On 11/26/2013 04:46 PM, Paolo Bonzini wrote:
Il 26/11/2013 15:36, Avi Kivity ha scritto:
No, this would be exactly the same code that is running now:
mutex_lock(&kvm->irq_lock);
old = kvm->irq_routing;
kvm_irq_routing_update(kvm, new);
mutex_unlock(&kvm->irq_lock);
synchronize_rcu();
kfree(old);
return 0;
Except that the kfree would run in the call_rcu kernel thread instead of
the vcpu thread. But the vcpus already see the new routing table after
the rcu_assign_pointer that is in kvm_irq_routing_update.

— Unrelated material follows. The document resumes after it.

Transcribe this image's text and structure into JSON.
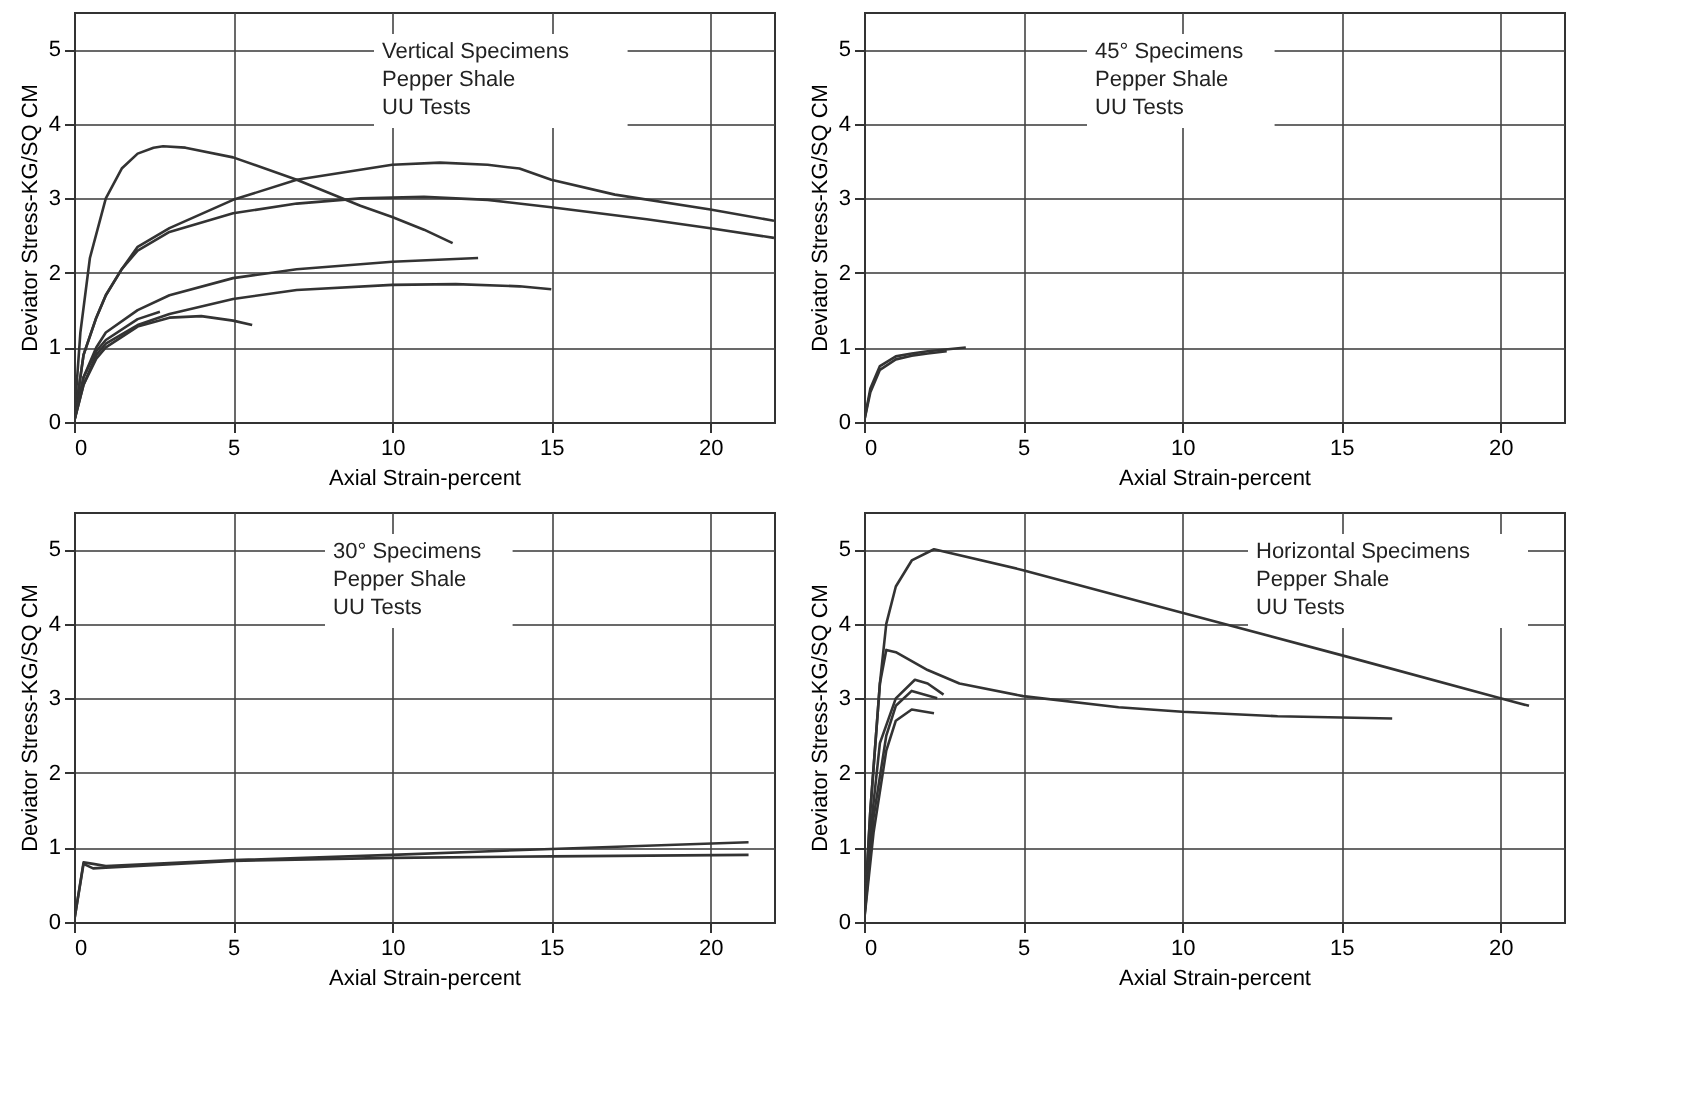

I understood the proposal was also to eliminate the synchronize_rcu(),
so while new interrupts would see the new routing table, interrupts
already in flight could pick up the old one.
Isn't that always the case with RCU? (See my answer above: "the vcpus
already see the new routing table after the rcu_assign_pointer that is
in kvm_irq_routing_update").
With synchronize_rcu(), you have the additional guarantee that any
parallel accesses to the old routing table have completed. Since we
also trigger the irq from rcu context, you know that after
synchronize_rcu() you won't get any interrupts to the old destination
(see kvm_set_irq_inatomic()).
It's another question whether the hardware provides the same guarantee.
If you eliminate the synchronize_rcu, new interrupts would see the new
routing table, while interrupts already in flight will get a dangling
pointer.
Sure, if you drop the synchronize_rcu(), you have to add call_rcu().